While the paper is well-written and presents a solid analysis, several weaknesses need addressing:

  1. The construction of the Multifaceted Collection is costly and not scalable. GPT-4 generates preference sets for each of the 65k instructions, converts each of the 198k preference sets into a system message, and crafts gold-standard multifaceted responses for each system message.
  2. The role of system message generalization has not been clarified. What are the differences between varying the system messages for individualized alignment targets and simply using different instructions in the user prompt while maintaining the system message unchanged to reach the specified alignment targets?

问题

  1. What are the differences between varying the system messages for individualized alignment targets and simply using different instructions in the user prompt while maintaining the system message unchanged to reach the specified alignment targets? It seems that I can just use specialized instructions in user prompts to reach the same goal of aligning to individualized values. Can you comment on this?
  2. There are several typos:
    • Line 136: 5 datasets, not 4
    • Line 152: Appendix B.1?
    • Line 286: Appendix G.1? And so on

局限性

The construction of the Multifaceted Collection is costly and not scalable. And the role of system message generalization is unclear. It is not explained how varying system messages for individualized alignment targets differs from using different instructions in user prompts while keeping the system message unchanged.

作者回复

Dear reviewer k2dN, thank you for the important remarks that will help us better shape our contributions. We will address your concerns in weaknesses (W1, W2) and questions (Q1, Q2) below.

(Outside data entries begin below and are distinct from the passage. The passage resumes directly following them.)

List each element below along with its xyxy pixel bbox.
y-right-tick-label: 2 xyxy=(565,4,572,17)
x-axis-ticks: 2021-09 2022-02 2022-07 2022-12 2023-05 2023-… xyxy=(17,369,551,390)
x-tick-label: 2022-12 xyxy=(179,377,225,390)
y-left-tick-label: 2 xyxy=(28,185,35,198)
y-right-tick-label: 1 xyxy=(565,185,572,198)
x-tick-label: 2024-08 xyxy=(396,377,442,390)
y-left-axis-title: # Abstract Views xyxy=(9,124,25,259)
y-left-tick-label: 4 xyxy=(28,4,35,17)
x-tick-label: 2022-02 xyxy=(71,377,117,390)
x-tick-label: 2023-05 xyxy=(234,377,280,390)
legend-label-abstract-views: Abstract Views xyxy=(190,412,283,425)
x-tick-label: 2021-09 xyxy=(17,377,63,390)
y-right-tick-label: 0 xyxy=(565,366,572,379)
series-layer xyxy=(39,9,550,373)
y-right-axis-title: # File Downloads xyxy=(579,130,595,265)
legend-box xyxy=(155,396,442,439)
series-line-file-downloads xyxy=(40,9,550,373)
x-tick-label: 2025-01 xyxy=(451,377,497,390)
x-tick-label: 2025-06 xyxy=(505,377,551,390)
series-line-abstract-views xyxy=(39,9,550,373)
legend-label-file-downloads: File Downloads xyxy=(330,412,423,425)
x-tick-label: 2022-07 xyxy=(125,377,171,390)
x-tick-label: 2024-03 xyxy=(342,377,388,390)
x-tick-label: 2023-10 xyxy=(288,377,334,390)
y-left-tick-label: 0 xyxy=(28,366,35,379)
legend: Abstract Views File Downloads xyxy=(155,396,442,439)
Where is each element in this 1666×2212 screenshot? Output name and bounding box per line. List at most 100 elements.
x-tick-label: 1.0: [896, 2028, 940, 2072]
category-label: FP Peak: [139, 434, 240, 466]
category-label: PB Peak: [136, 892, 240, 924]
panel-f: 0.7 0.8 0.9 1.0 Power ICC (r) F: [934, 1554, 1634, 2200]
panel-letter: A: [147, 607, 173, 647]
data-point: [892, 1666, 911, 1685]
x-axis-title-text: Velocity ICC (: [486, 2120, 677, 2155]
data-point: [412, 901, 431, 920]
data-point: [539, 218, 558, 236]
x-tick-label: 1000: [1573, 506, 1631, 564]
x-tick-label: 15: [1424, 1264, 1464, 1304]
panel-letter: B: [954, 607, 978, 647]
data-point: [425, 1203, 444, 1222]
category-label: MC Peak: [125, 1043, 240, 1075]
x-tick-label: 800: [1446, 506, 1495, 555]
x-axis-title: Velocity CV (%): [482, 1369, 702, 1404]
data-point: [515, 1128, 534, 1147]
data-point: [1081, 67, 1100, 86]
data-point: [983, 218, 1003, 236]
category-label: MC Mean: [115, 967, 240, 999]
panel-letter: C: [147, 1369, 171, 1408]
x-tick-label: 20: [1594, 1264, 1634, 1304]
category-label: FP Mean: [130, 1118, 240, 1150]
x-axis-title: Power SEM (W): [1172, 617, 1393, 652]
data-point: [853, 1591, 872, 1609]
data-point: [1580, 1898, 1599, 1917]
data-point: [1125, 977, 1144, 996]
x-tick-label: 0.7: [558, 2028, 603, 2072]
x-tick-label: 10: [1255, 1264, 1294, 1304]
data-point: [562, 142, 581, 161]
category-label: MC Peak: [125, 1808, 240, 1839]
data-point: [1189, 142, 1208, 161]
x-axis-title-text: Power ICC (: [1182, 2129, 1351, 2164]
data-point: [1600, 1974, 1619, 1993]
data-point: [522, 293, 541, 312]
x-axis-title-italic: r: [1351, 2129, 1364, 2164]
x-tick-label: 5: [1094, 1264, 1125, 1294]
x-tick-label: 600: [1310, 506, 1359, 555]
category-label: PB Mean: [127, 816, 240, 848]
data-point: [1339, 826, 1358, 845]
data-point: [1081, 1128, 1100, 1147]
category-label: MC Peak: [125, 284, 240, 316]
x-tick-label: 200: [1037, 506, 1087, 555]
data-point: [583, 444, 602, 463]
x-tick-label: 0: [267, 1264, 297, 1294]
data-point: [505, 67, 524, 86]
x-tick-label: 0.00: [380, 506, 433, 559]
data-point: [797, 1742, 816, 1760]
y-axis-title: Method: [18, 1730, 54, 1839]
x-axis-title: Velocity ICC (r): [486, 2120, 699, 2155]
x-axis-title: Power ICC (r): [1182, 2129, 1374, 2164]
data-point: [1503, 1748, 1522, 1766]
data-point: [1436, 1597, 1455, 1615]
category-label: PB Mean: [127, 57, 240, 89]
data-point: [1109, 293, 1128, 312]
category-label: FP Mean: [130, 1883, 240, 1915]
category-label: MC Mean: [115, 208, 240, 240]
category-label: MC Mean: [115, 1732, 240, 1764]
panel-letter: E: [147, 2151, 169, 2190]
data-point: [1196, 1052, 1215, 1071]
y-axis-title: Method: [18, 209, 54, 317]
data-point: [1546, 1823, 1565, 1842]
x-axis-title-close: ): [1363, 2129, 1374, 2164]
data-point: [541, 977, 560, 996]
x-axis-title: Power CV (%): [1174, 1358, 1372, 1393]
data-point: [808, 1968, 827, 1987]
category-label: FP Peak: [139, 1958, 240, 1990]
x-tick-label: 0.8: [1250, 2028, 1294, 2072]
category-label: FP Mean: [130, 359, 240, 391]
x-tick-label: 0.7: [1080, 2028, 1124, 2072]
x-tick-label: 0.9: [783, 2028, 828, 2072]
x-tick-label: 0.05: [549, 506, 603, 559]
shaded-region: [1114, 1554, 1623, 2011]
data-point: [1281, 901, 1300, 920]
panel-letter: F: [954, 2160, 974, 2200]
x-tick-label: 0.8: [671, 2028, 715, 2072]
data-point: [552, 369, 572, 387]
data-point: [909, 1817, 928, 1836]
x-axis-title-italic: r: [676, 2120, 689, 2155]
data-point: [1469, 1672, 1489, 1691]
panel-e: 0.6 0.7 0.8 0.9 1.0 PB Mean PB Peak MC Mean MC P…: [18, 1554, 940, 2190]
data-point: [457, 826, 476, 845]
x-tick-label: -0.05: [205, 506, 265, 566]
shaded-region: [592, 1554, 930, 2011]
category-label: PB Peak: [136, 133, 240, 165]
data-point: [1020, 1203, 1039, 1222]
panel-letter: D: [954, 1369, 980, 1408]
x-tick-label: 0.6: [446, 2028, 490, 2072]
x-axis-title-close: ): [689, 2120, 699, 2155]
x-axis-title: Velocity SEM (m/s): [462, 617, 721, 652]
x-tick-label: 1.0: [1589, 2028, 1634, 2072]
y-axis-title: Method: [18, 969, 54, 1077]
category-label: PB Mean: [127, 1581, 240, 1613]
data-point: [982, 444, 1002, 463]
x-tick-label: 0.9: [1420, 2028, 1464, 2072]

Redefining the scalability of our approach (W1)

Creating a synthetic dataset can indeed be costly, and it is challenging to consider the values of every individual in the world when generating data. However, this does not necessarily mean that the process is not scalable. According to previous studies [1, 2, 3], training with a sufficiently diverse and large dataset can enable language models to address problems requiring skills they have not explicitly learned. As shown in Table 2, all the preferences used in the benchmark are ones that Janus has not encountered during training. Nonetheless, Janus's superior performance compared to the baselines suggests that it possesses significant generalizability. We believe that our approach can overcome the scalability problem in individualized alignment by previous personalized RLHF approaches (Section 2).


Discussing the role of system messages for individualized alignment (W2, Q1)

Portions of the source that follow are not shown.